Somut örnek verecek olursak; Somut olayda trafik kazası geçiren bir kişi için sigortadan alacağı tazminatı değerlendirelim. Eskiden sigorta şirketleri kaza sonrası sulh yoluna gideceği zaman asıl alınması gereken tutardan epey düşük teklifler veriyordu. Çünkü kazazede bu olayda yargılamaya giderse alacağını yıllar sonra ve enflasyon karşısında direnemeyen bir %9lük faizle alacaktı. Bu nedenle de yakın tarihte eline geçeceği ve hakettiğinden çok uzakta olan tutara daha sıcak bakıyordu. Ancak yeni faiz oranı ile sigorta şirketi daha iyi teklifler sunmak zorundadır. Zira yeni faiz oranında alacak değerini daha çok koruyacaktır. Bu durumda tabii ki de kazazedenin lehinedir.

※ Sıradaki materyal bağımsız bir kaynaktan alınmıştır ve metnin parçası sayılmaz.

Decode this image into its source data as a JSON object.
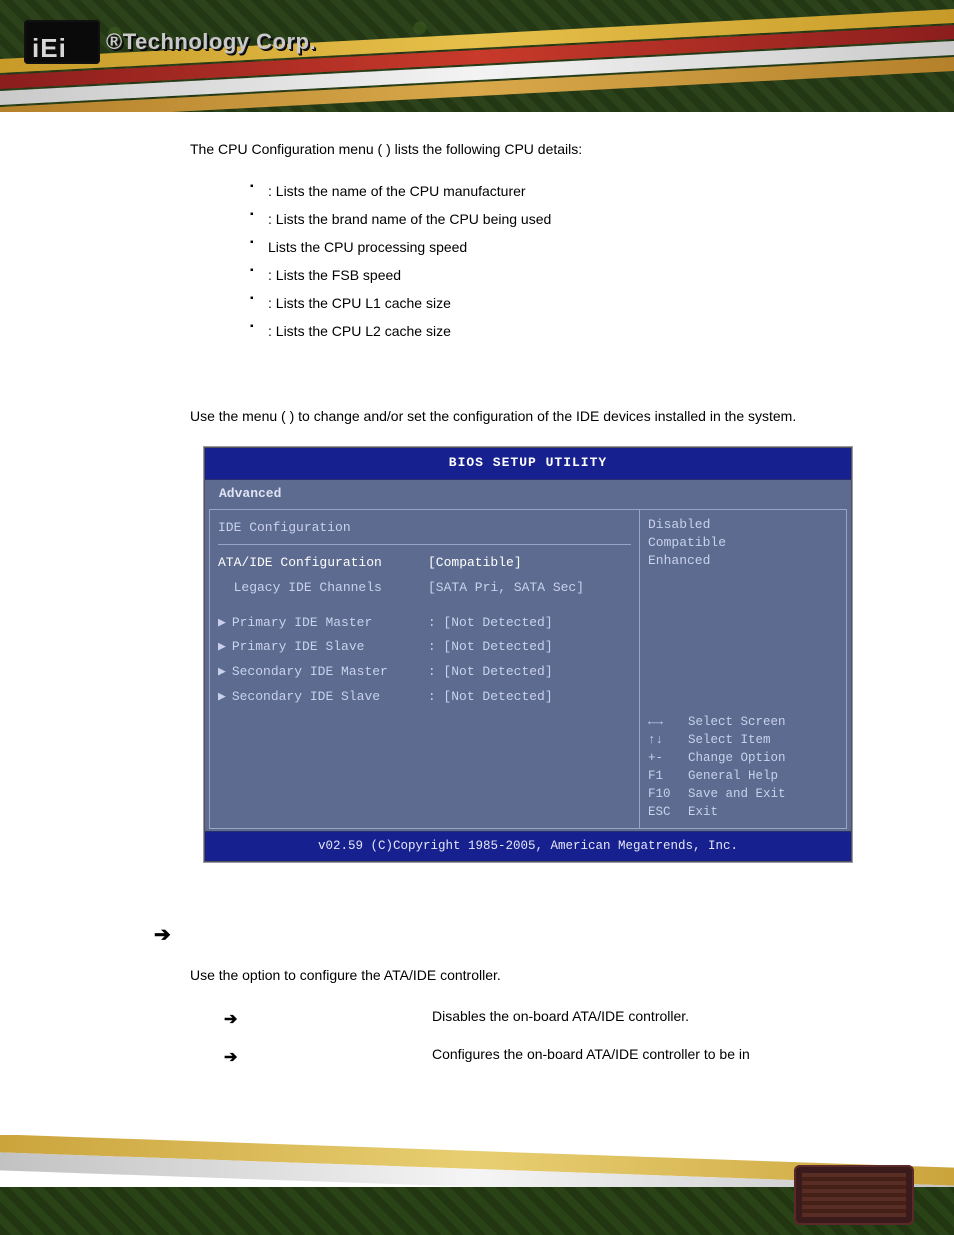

Bir diğer örnek ise;işçi işveren arasındaki bir uyuşmazlıkta artık arabuluculukta anlaşmak işveren lehine olacaktır. Zira uyuşmazlık yargılamaya giderse hem ciddi bir faizle karşılaşılacak hem de yargılama masraflarına kaybeden taraf katlanmak zorunda kalacaktır. Çoğu yargılamada işçi lehine yorum ilkesinden kaynaklı kaybeden işveren için arabuluculuk son bir çıkış kapısı denilebilir.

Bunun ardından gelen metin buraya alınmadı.